After a successful return to in-person programming in post-Covid 2022, Food Dialogues returns in 2023 with two weeks of events that connect, in diverse and nuanced ways, people and food systems across the city.
With events planned at the V&A Waterfront, Philippi Village, Langa and in community centres and faith centres across the city, Food Dialogues 2023 seeks to foster deeper and broader engagement with our food system, through inter-faith dining experiences, chef-lead culinary adventures, art exhibitions, walking tours, workshops and conference events.
Food Dialogues 2023 will introduce an online only conference event, as well as laying the foundation for Food Dialogues events in other African urban centres, thus creating both Pan- African and global connections around our food systems. This is a thread that will gather momentum over the next four years as Food Dialogues seeks to facilitate greater cross- border food system engagement.

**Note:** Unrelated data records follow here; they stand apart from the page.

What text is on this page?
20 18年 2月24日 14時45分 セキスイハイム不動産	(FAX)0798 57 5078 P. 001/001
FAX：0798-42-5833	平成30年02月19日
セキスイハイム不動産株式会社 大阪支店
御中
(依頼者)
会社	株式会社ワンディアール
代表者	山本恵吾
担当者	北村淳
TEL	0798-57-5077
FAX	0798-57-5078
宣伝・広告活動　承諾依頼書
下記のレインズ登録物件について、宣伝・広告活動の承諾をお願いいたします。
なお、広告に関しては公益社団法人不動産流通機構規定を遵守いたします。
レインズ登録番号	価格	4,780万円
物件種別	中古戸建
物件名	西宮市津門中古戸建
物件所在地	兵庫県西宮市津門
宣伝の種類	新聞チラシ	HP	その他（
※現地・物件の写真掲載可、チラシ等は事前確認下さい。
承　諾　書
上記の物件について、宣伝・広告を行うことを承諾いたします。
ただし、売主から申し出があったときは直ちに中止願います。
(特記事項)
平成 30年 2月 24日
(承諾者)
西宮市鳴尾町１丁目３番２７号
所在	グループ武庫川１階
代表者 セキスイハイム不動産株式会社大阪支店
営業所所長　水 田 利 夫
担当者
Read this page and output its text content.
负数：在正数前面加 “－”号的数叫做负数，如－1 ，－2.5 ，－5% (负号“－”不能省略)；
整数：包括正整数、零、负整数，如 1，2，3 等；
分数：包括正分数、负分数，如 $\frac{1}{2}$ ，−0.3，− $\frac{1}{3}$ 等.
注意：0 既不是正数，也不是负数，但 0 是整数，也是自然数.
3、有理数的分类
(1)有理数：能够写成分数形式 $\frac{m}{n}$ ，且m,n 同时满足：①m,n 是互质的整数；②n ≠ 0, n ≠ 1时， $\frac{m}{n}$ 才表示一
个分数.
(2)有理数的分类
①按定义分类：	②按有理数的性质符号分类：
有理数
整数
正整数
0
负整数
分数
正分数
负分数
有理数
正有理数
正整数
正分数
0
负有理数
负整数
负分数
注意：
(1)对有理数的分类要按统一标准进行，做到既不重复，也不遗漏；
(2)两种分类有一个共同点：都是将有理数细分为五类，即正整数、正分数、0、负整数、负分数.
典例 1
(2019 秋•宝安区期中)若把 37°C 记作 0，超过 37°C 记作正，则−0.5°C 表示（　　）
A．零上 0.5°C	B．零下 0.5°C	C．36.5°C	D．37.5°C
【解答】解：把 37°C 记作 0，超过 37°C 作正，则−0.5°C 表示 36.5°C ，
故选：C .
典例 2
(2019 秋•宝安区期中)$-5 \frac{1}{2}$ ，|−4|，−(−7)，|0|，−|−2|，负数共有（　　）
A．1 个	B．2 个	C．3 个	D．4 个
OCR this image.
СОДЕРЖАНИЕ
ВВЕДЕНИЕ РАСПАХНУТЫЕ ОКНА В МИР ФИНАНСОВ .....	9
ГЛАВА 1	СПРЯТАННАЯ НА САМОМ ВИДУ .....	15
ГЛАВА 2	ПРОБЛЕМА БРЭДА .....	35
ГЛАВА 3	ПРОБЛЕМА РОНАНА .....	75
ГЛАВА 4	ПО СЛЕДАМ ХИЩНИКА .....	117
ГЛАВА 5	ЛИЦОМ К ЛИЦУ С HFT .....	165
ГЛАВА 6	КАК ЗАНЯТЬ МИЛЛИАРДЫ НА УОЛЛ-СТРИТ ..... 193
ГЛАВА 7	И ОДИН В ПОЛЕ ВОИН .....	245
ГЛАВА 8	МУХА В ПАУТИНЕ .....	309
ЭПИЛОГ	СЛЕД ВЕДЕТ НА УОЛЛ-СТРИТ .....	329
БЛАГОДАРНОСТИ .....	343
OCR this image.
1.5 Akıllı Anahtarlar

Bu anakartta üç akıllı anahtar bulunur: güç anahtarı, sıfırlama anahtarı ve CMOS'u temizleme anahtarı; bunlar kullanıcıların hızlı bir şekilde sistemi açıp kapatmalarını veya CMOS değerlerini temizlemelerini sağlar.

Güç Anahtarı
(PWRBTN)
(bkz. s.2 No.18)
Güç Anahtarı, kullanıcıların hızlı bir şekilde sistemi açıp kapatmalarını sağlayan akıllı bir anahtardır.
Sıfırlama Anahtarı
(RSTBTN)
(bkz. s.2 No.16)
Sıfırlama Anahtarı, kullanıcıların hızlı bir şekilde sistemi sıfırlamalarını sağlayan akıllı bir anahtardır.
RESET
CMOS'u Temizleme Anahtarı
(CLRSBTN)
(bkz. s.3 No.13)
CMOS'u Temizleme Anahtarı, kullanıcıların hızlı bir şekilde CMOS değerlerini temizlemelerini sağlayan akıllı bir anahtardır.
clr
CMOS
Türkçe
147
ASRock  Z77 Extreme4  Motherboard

A key focus area in 2023 will be our food system in polycrisis. We are barely out of a global pandemic, and are now dealing with load shedding, a pending water crisis, the impacts of climate change and potential natural system shocks. How do we strengthen our food systems to face these challenges? How can the lens of decolonisation help us imagine alternative approaches? How do food businesses navigate ongoing periods of volatility, uncertainty and risk, and what future is in store for our food economy? Polycrisis as a theme will permeate all aspects of the programme.
The programme will open with The Polycrisis Pantry, a polycrisis dining experience curated and presented by food activist Zayaan Khan in collaboration with a local chef. Over multiple courses, invited diners will engage with the crises as they impact directly on our plates and in our bodies.
Where the 2022 edition of Food Dialogues looked at early childhood development and our food systems, 2023 looks at teenagers and food. How are teens experiencing and navigating
their food environments, what is the impact this has on learning, development, economics and health? Expect cooking experiences for teens, and workshops on improving opportunities for teens through access to better food.
Dialogues through Food, the popular eating part of the programme, will continue in 2023 with a range of chef-led culinary adventures, where the focus is on food stories and the why and the where of our food choices, as opposed to the how. This series will include a cooking adventure for children and their parents. Makers Landing, Bertha House, the OZCF and other locations across the city will host Dialogues through Food events.
New for 2023, under the banner of Dialogues through Food, will be a series of community- lead dining experiences focused on food and faith. The seed of this series was planted in 2022 with the Ayurvedic dining experience hosted by Michele Mistry of Indikaap. Faith organisations will host interfaith and inter-community dinners in a variety of spaces, exploring the links between food and spirituality.
The visual arts exhibition, initiated in 2022, will be expanded in collaboration with Langa gallery 16 on Lerotholi, drawing on their partnership with Everard Reid.
And the Food System Walking Tours created in 2022 will also be continued.
In 2022, Food Dialogues began with a Mandela Day event at Philippi Village. This year, the programme ends with a Mandela Day event on 18 July, building on the approach to community participation in building food system capacity that we created together with the Philippi Village.
Partner venues in 2023 include spaces across the V&A Waterfront, activist centre Bertha House in Mowbray, Philippi Village, 16 on Lerotholi Art Gallery in Langa.